Ulster talks at Stormont 'calm and businesslike'
Thursday 16 July 1992
The Rev Ian Paisley grilled John Wilson, deputy prime minister of the Republic, and his team for almost five hours in the latest series of negotiations aimed at finding a political settlement in Northern Ireland.
The historic meeting for 'strand two' discussions in the process set up by Sir Patrick Mayhew, Secretary of State for Northern Ireland, was apparently free of hostility. All sides left without comment. The talks, presided over by the former Australian governor general, Sir Ninian Stephen, were later described as 'calm and businesslike'.

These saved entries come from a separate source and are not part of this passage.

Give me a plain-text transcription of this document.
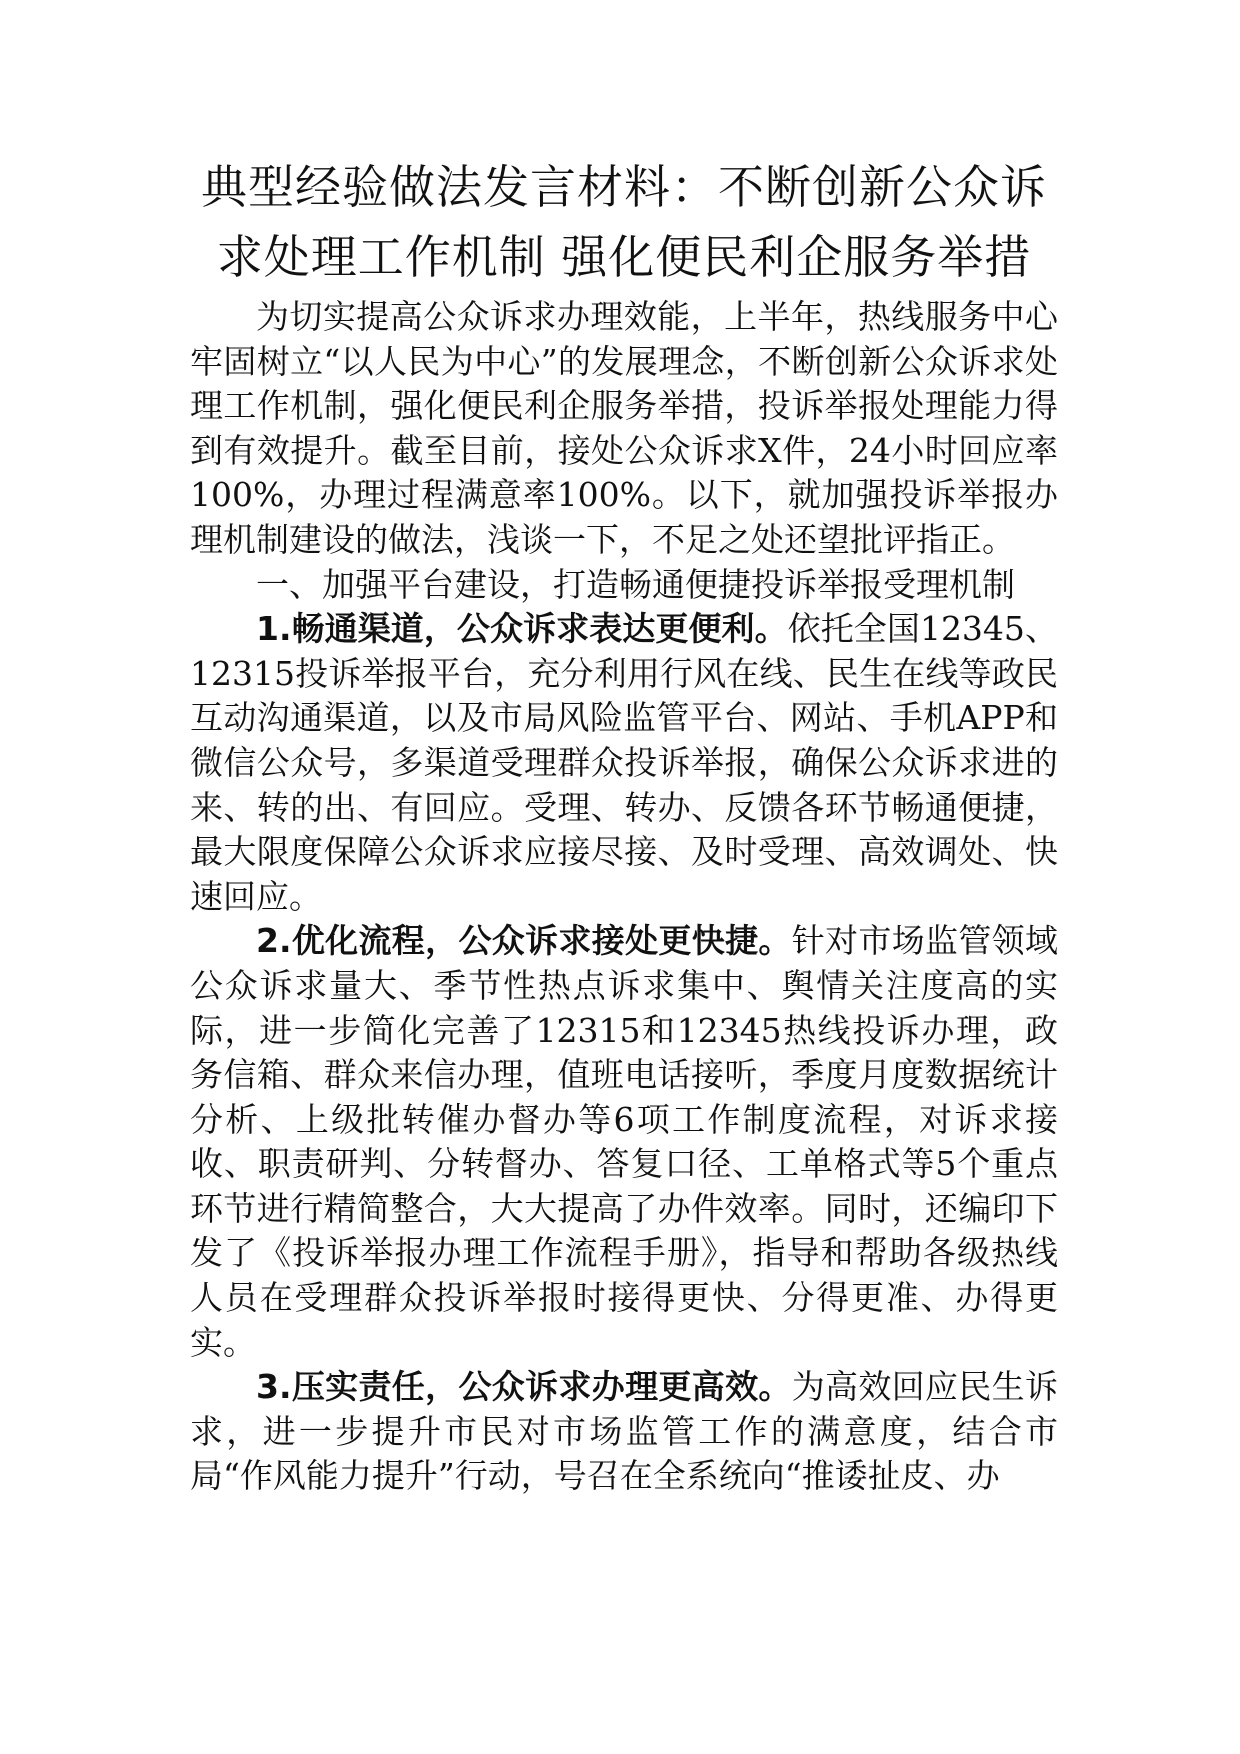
典型经验做法发言材料：不断创新公众诉
求处理工作机制 强化便民利企服务举措

为切实提高公众诉求办理效能，上半年，热线服务中心牢固树立“以人民为中心”的发展理念，不断创新公众诉求处理工作机制，强化便民利企服务举措，投诉举报处理能力得到有效提升。截至目前，接处公众诉求X件，24小时回应率100%，办理过程满意率100%。以下，就加强投诉举报办理机制建设的做法，浅谈一下，不足之处还望批评指正。

一、加强平台建设，打造畅通便捷投诉举报受理机制

1.畅通渠道，公众诉求表达更便利。依托全国12345、12315投诉举报平台，充分利用行风在线、民生在线等政民互动沟通渠道，以及市局风险监管平台、网站、手机APP和微信公众号，多渠道受理群众投诉举报，确保公众诉求进的来、转的出、有回应。受理、转办、反馈各环节畅通便捷，最大限度保障公众诉求应接尽接、及时受理、高效调处、快速回应。

2.优化流程，公众诉求接处更快捷。针对市场监管领域公众诉求量大、季节性热点诉求集中、舆情关注度高的实际，进一步简化完善了12315和12345热线投诉办理，政务信箱、群众来信办理，值班电话接听，季度月度数据统计分析、上级批转催办督办等6项工作制度流程，对诉求接收、职责研判、分转督办、答复口径、工单格式等5个重点环节进行精简整合，大大提高了办件效率。同时，还编印下发了《投诉举报办理工作流程手册》，指导和帮助各级热线人员在受理群众投诉举报时接得更快、分得更准、办得更实。

3.压实责任，公众诉求办理更高效。为高效回应民生诉求，进一步提升市民对市场监管工作的满意度，结合市局“作风能力提升”行动，号召在全系统向“推诿扯皮、办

Mr Wilson, along with Des O'Malley, the industry minister, David Andrews, the foreign affairs minister, and Padraig Flynn, the justice minister, were told by Mr Paisley that there could be no progress unless the Republic ended its territorial claim over Northern Ireland by removing articles Two and Three from its constitution.
His questioning will continue today and the Stormont leg of the discussions is likely to continue for some weeks.
The SDLP will come under examination next, followed by the Democratic Unionist Party, then the British Government, and finally the Official Unionist Party. Not since 1967, and a visit by the Republic's then Prime Minister, Jack Lynch, has a member of the Irish government been inside Stormont on official business.
Not long after the Irish delegation flew into Belfast the IRA bombed a golf clubhouse in the south of the city causing extensive interior damage.
The talks process is expected to continue beyond 27 July, the date of the next scheduled Anglo-Irish conference meeting.
Sir Patrick Mayhew, Secretary of State for Northern Ireland, yesterday rejected three of nine recommendations from the independent watchdog which deals with complaints against the Royal Ulster Constabulary.
Responding in a written parliamentary answer to the 1988-91 Triennial Review of the Independent Commission for Police Complaints, Sir Patrick rejected a call for an independent tribunal to hear disciplinary charges.
Figures released by the commission last month showed that in two years it was unable to verify any of 840 claims of ill-treatment of terrorist suspects in custody.